L'histoire du surf : des origines sacrées aux plages de la côte Atlantique
Sport de glisse devenu emblématique sur les littoraux français, le surf cache derrière ses vagues une histoire riche, méconnue et traversée par les cultures du monde. Christophe Guibert, sociologue et surfeur, nous plonge dans les racines profondes d’une discipline bien plus complexe qu’il n’y paraît.
Photo d'un surfeur © FreepikQue vous séjourniez sur les plages de la côte Atlantique ou que vous flâniez le long du littoral, il y a de fortes chances que vous croisiez des surfeurs, planche à la main ou en train de dompter les vagues. Devenu incontournable sur les côtes françaises, ce sport aux airs de liberté puise pourtant ses racines bien plus loin.

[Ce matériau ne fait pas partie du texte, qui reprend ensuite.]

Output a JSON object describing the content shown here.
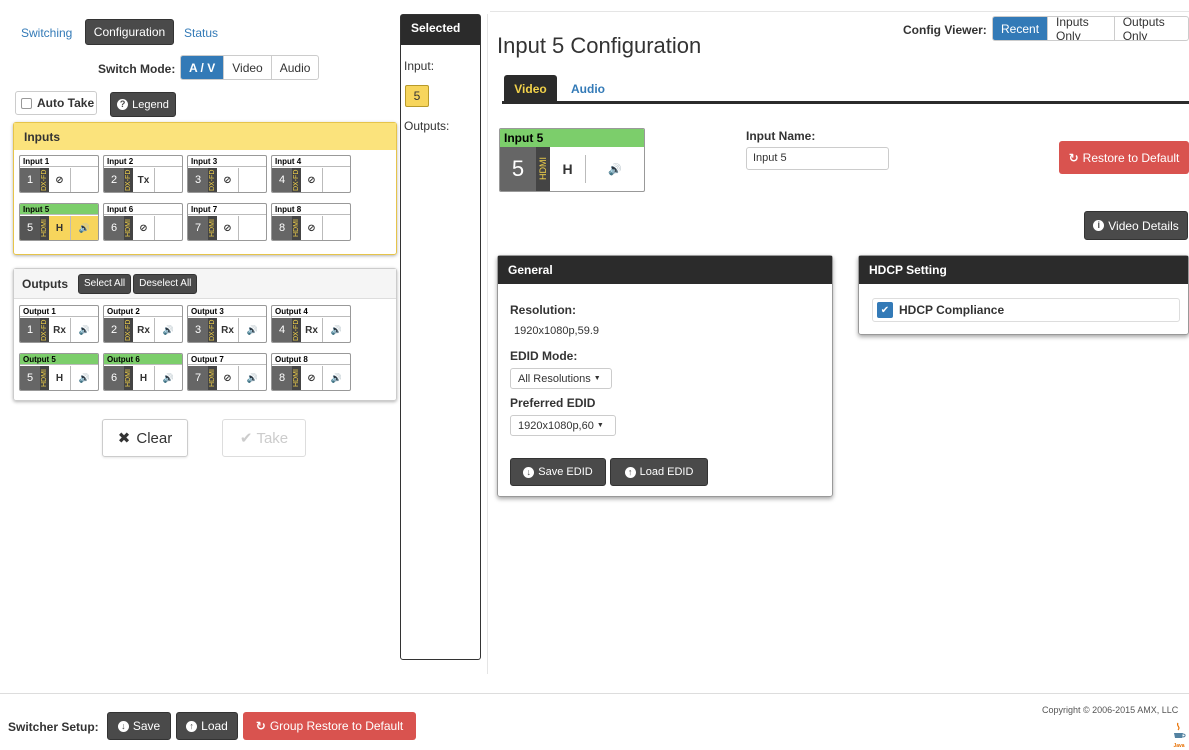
{
  "nav": {
    "switching": "Switching",
    "configuration": "Configuration",
    "status": "Status"
  },
  "switch_mode": {
    "label": "Switch Mode:",
    "options": [
      "A / V",
      "Video",
      "Audio"
    ]
  },
  "auto_take": "Auto Take",
  "legend_btn": "Legend",
  "inputs": {
    "title": "Inputs",
    "tiles": [
      {
        "name": "Input 1",
        "num": "1",
        "type": "DX-FD",
        "sig": "⊘",
        "audio": ""
      },
      {
        "name": "Input 2",
        "num": "2",
        "type": "DX-FD",
        "sig": "Tx",
        "audio": ""
      },
      {
        "name": "Input 3",
        "num": "3",
        "type": "DX-FD",
        "sig": "⊘",
        "audio": ""
      },
      {
        "name": "Input 4",
        "num": "4",
        "type": "DX-FD",
        "sig": "⊘",
        "audio": ""
      },
      {
        "name": "Input 5",
        "num": "5",
        "type": "HDMI",
        "sig": "H",
        "audio": "🔊"
      },
      {
        "name": "Input 6",
        "num": "6",
        "type": "HDMI",
        "sig": "⊘",
        "audio": ""
      },
      {
        "name": "Input 7",
        "num": "7",
        "type": "HDMI",
        "sig": "⊘",
        "audio": ""
      },
      {
        "name": "Input 8",
        "num": "8",
        "type": "HDMI",
        "sig": "⊘",
        "audio": ""
      }
    ]
  },
  "outputs": {
    "title": "Outputs",
    "select_all": "Select All",
    "deselect_all": "Deselect All",
    "tiles": [
      {
        "name": "Output 1",
        "num": "1",
        "type": "DX-FD",
        "sig": "Rx",
        "audio": "🔊"
      },
      {
        "name": "Output 2",
        "num": "2",
        "type": "DX-FD",
        "sig": "Rx",
        "audio": "🔊"
      },
      {
        "name": "Output 3",
        "num": "3",
        "type": "DX-FD",
        "sig": "Rx",
        "audio": "🔊"
      },
      {
        "name": "Output 4",
        "num": "4",
        "type": "DX-FD",
        "sig": "Rx",
        "audio": "🔊"
      },
      {
        "name": "Output 5",
        "num": "5",
        "type": "HDMI",
        "sig": "H",
        "audio": "🔊"
      },
      {
        "name": "Output 6",
        "num": "6",
        "type": "HDMI",
        "sig": "H",
        "audio": "🔊"
      },
      {
        "name": "Output 7",
        "num": "7",
        "type": "HDMI",
        "sig": "⊘",
        "audio": "🔊"
      },
      {
        "name": "Output 8",
        "num": "8",
        "type": "HDMI",
        "sig": "⊘",
        "audio": "🔊"
      }
    ]
  },
  "clear_btn": "Clear",
  "take_btn": "Take",
  "selected": {
    "title": "Selected",
    "input_label": "Input:",
    "input_value": "5",
    "outputs_label": "Outputs:"
  },
  "config_viewer": {
    "label": "Config Viewer:",
    "options": [
      "Recent",
      "Inputs Only",
      "Outputs Only"
    ]
  },
  "page_title": "Input 5 Configuration",
  "tabs": [
    "Video",
    "Audio"
  ],
  "big_tile": {
    "name": "Input 5",
    "num": "5",
    "type": "HDMI",
    "sig": "H",
    "audio": "🔊"
  },
  "input_name": {
    "label": "Input Name:",
    "value": "Input 5"
  },
  "restore_btn": "Restore to Default",
  "video_details_btn": "Video Details",
  "general": {
    "title": "General",
    "resolution_label": "Resolution:",
    "resolution_value": "1920x1080p,59.9",
    "edid_mode_label": "EDID Mode:",
    "edid_mode_value": "All Resolutions",
    "preferred_edid_label": "Preferred EDID",
    "preferred_edid_value": "1920x1080p,60",
    "save_edid": "Save EDID",
    "load_edid": "Load EDID"
  },
  "hdcp": {
    "title": "HDCP Setting",
    "compliance_label": "HDCP Compliance",
    "checked": true
  },
  "footer": {
    "setup_label": "Switcher Setup:",
    "save": "Save",
    "load": "Load",
    "group_restore": "Group Restore to Default",
    "copyright": "Copyright © 2006-2015 AMX, LLC",
    "java_label": "Java"
  },
  "colors": {
    "accent": "#337ab7",
    "danger": "#d9534f",
    "selected": "#f7d55c",
    "active_tile": "#7cce6b",
    "dark": "#4a4a4a"
  }
}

Une pratique spirituelle née dans les îles du Pacifique
Avant d’être un sport, le surf est d’abord une pratique culturelle et spirituelle profondément ancrée dans les traditions polynésiennes et hawaïennes. Selon Christophe Guibert, professeur de sociologie à l’Université d’Angers, "la découverte du surf se fait à la faveur des expéditions européennes, en particulier anglaises, avec le navigateur James Cook". Celui-ci observe les autochtones d’Hawaï glisser sur les vagues, une activité alors inconnue en Europe.
Mais ce n’est pas du tout le surf que l’on connaît aujourd’hui. "C’est une activité spirituelle qui a une dimension symbolique [...] très loin de l’activité sportive au sens strict", précise Christophe Guibert, également surfeur. À l’époque, seuls certains membres des tribus, comme les chefs ou les guerriers, pouvaient surfer sur de grandes planches, tandis que les autres devaient se contenter de modèles plus petits. Le surf avait donc aussi une dimension hiérarchique et sociale.

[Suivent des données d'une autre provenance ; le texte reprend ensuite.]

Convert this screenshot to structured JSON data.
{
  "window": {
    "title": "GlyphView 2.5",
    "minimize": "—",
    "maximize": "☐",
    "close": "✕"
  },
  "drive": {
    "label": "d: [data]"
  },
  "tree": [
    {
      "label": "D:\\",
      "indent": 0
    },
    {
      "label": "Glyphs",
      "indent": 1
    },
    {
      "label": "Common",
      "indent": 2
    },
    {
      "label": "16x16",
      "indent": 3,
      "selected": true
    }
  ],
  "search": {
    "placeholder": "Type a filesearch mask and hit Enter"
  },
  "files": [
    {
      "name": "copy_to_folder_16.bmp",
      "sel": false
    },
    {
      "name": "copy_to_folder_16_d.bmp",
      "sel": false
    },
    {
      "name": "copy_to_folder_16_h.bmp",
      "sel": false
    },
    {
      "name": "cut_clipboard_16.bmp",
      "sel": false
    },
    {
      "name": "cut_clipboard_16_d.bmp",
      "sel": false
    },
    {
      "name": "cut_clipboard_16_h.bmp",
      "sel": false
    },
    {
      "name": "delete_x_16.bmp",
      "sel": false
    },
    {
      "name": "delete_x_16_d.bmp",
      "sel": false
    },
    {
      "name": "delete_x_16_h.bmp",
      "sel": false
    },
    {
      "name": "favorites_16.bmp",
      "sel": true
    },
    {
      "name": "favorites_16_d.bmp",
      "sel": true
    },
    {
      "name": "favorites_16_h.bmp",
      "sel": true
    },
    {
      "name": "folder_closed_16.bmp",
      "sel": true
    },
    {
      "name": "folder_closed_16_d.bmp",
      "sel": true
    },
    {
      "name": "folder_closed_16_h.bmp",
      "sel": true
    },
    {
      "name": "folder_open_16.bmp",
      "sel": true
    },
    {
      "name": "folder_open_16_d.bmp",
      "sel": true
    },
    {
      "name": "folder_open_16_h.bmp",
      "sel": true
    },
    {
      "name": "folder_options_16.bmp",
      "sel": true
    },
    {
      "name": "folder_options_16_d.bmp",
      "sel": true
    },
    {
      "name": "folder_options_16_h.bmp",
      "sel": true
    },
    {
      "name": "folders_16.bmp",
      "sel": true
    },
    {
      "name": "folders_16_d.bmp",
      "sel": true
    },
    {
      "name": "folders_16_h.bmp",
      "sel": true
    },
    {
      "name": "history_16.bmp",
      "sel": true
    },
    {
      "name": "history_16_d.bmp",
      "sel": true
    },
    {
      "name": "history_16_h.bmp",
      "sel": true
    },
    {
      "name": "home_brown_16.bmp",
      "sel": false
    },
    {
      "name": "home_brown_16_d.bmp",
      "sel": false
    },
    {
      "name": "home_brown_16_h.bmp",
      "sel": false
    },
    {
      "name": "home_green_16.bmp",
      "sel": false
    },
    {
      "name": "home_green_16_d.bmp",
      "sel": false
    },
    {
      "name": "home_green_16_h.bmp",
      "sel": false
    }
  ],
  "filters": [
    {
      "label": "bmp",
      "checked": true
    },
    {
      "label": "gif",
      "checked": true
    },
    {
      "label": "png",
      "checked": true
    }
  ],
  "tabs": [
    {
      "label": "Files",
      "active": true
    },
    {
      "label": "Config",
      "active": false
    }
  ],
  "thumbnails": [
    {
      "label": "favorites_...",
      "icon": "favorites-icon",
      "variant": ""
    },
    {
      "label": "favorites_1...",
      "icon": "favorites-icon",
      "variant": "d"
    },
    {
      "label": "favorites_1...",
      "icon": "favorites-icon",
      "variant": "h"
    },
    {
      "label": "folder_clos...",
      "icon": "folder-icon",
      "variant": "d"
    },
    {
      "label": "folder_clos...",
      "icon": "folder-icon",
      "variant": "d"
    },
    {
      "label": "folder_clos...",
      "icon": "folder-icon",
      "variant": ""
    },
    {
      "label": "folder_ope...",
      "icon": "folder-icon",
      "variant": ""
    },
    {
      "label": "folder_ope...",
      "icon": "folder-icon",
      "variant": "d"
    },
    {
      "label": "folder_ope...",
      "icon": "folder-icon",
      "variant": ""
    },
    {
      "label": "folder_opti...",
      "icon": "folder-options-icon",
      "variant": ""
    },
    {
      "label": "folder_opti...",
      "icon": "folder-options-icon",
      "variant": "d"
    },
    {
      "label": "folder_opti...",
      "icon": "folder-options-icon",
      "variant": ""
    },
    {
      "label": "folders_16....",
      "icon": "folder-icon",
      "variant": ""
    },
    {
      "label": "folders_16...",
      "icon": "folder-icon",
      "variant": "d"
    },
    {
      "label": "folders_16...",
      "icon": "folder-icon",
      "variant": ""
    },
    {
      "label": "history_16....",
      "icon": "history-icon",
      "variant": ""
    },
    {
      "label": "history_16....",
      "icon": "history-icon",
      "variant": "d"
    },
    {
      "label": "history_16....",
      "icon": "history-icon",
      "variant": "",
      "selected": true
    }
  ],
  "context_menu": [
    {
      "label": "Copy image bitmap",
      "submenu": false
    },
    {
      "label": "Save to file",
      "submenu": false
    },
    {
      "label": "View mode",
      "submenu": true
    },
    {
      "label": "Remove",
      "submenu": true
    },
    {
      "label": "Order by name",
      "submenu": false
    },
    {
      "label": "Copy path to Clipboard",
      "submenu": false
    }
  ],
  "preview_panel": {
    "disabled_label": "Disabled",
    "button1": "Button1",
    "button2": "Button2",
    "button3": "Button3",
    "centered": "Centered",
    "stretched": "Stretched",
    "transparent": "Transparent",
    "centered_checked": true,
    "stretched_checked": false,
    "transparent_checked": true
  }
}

C’est une activité spirituelle qui a une dimension symbolique.
Cette tradition connaît un brutal recul à l'époque coloniale. Les missionnaires européens, choqués par une pratique souvent dénudée et perçue comme païenne, répriment le surf, qui survit alors dans l’ombre. "Il a fallu attendre le début du XXe siècle pour que cette activité soit à nouveau valorisée", explique Christophe Guibert. Des figures comme l’écrivain Jack London redonnent ses lettres de noblesse à cette pratique ancestrale en célébrant le corps hawaïen et son lien avec la mer.

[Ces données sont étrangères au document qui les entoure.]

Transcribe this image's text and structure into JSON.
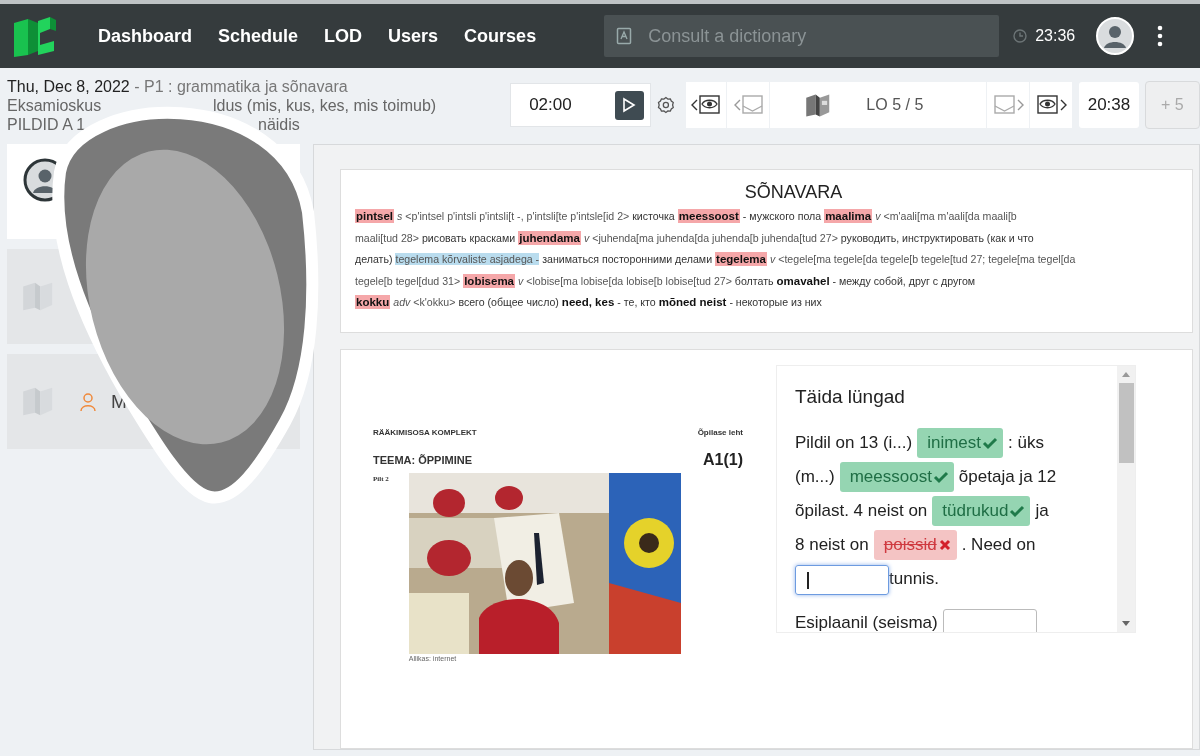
{
  "nav": {
    "items": [
      {
        "label": "Dashboard"
      },
      {
        "label": "Schedule"
      },
      {
        "label": "LOD"
      },
      {
        "label": "Users"
      },
      {
        "label": "Courses"
      }
    ]
  },
  "search": {
    "placeholder": "Consult a dictionary"
  },
  "clock": "23:36",
  "lesson": {
    "date": "Thu, Dec 8, 2022",
    "topic": " - P1 : grammatika ja sõnavara",
    "line_2_start": "Eksamioskus",
    "line_2_end": "ldus (mis, kus, kes, mis toimub)",
    "line_3_start": "PILDID A 1",
    "line_3_end": "näidis"
  },
  "toolbar": {
    "timer": "02:00",
    "lo": "LO 5 / 5",
    "elapsed": "20:38",
    "extend": {
      "label": "+ 5",
      "disabled": true
    }
  },
  "sidebar": {
    "cards": [
      {
        "kind": "avatar",
        "selected": true
      },
      {
        "kind": "book",
        "selected": false
      },
      {
        "kind": "book-user",
        "selected": false,
        "label": "M"
      }
    ]
  },
  "vocabulary": {
    "title": "SÕNAVARA",
    "lines": [
      [
        {
          "kind": "head",
          "text": "pintsel"
        },
        {
          "kind": "pos",
          "text": "s"
        },
        {
          "kind": "forms",
          "text": "<p'intsel p'intsli p'intsli[t -, p'intsli[te p'intsle[id 2>"
        },
        {
          "kind": "ru",
          "text": "кисточка"
        },
        {
          "kind": "head",
          "text": "meessoost"
        },
        {
          "kind": "ru",
          "text": "- мужского пола"
        },
        {
          "kind": "head",
          "text": "maalima"
        },
        {
          "kind": "pos",
          "text": "v"
        },
        {
          "kind": "forms",
          "text": "<m'aali[ma m'aali[da maali[b"
        }
      ],
      [
        {
          "kind": "forms",
          "text": "maali[tud 28>"
        },
        {
          "kind": "ru",
          "text": "рисовать красками"
        },
        {
          "kind": "head",
          "text": "juhendama"
        },
        {
          "kind": "pos",
          "text": "v"
        },
        {
          "kind": "forms",
          "text": "<juhenda[ma juhenda[da juhenda[b juhenda[tud 27>"
        },
        {
          "kind": "ru",
          "text": "руководить, инструктировать (как и что"
        }
      ],
      [
        {
          "kind": "ru",
          "text": "делать)"
        },
        {
          "kind": "phrase",
          "text": "tegelema kõrvaliste asjadega -"
        },
        {
          "kind": "ru",
          "text": "заниматься посторонними делами"
        },
        {
          "kind": "head",
          "text": "tegelema"
        },
        {
          "kind": "pos",
          "text": "v"
        },
        {
          "kind": "forms",
          "text": "<tegele[ma tegele[da tegele[b tegele[tud 27; tegele[ma tegel[da"
        }
      ],
      [
        {
          "kind": "forms",
          "text": "tegele[b tegel[dud 31>"
        },
        {
          "kind": "head",
          "text": "lobisema"
        },
        {
          "kind": "pos",
          "text": "v"
        },
        {
          "kind": "forms",
          "text": "<lobise[ma lobise[da lobise[b lobise[tud 27>"
        },
        {
          "kind": "ru",
          "text": "болтать"
        },
        {
          "kind": "bold",
          "text": "omavahel"
        },
        {
          "kind": "ru",
          "text": "- между собой, друг с другом"
        }
      ],
      [
        {
          "kind": "head",
          "text": "kokku"
        },
        {
          "kind": "pos",
          "text": "adv"
        },
        {
          "kind": "forms",
          "text": "<k'okku>"
        },
        {
          "kind": "ru",
          "text": "всего (общее число)"
        },
        {
          "kind": "bold",
          "text": "need, kes"
        },
        {
          "kind": "ru",
          "text": "- те, кто"
        },
        {
          "kind": "bold",
          "text": "mõned neist"
        },
        {
          "kind": "ru",
          "text": "- некоторые из них"
        }
      ]
    ]
  },
  "document": {
    "series": "RÄÄKIMISOSA KOMPLEKT",
    "sheet": "Õpilase leht",
    "theme": "TEEMA: ÕPPIMINE",
    "level": "A1(1)",
    "figure_label": "Pilt 2",
    "caption": "Allikas: internet"
  },
  "exercise": {
    "title": "Täida lüngad",
    "lines": [
      [
        {
          "kind": "text",
          "text": "Pildil on 13 (i...)"
        },
        {
          "kind": "answer",
          "text": "inimest",
          "correct": true
        },
        {
          "kind": "text",
          "text": ": üks"
        }
      ],
      [
        {
          "kind": "text",
          "text": "(m...)"
        },
        {
          "kind": "answer",
          "text": "meessoost",
          "correct": true
        },
        {
          "kind": "text",
          "text": "õpetaja ja 12"
        }
      ],
      [
        {
          "kind": "text",
          "text": "õpilast. 4 neist on"
        },
        {
          "kind": "answer",
          "text": "tüdrukud",
          "correct": true
        },
        {
          "kind": "text",
          "text": "ja"
        }
      ],
      [
        {
          "kind": "text",
          "text": "8 neist on"
        },
        {
          "kind": "answer",
          "text": "poissid",
          "correct": false
        },
        {
          "kind": "text",
          "text": ". Need on"
        }
      ],
      [
        {
          "kind": "input",
          "focused": true
        },
        {
          "kind": "text",
          "text": "tunnis."
        }
      ],
      [
        {
          "kind": "text",
          "text": "Esiplaanil (seisma)"
        },
        {
          "kind": "input",
          "focused": false
        }
      ]
    ]
  }
}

De la Californie aux côtes françaises : le surf devient global
C’est aux États-Unis, notamment en Californie, que le surf entre véritablement dans l’ère moderne. "Le surf va être mobilisé notamment par des entrepreneurs américains [...] qui vont promouvoir cette activité rare, originale", raconte Christophe Guibert. Dès les années 1920, des surfeurs hawaïens sont invités pour faire la démonstration de leur talent dans les nouvelles stations balnéaires. Le surf devient un outil de marketing touristique puissant.
L’après-guerre marque un tournant : planches modernisées, musique surf, culture beachwear, films... tout converge pour transformer le surf en un phénomène de masse. "Le surf se développe très largement entre les années 1940 et 1960 en Californie", appuyé par une esthétique et une philosophie qui flirtent avec la contre-culture.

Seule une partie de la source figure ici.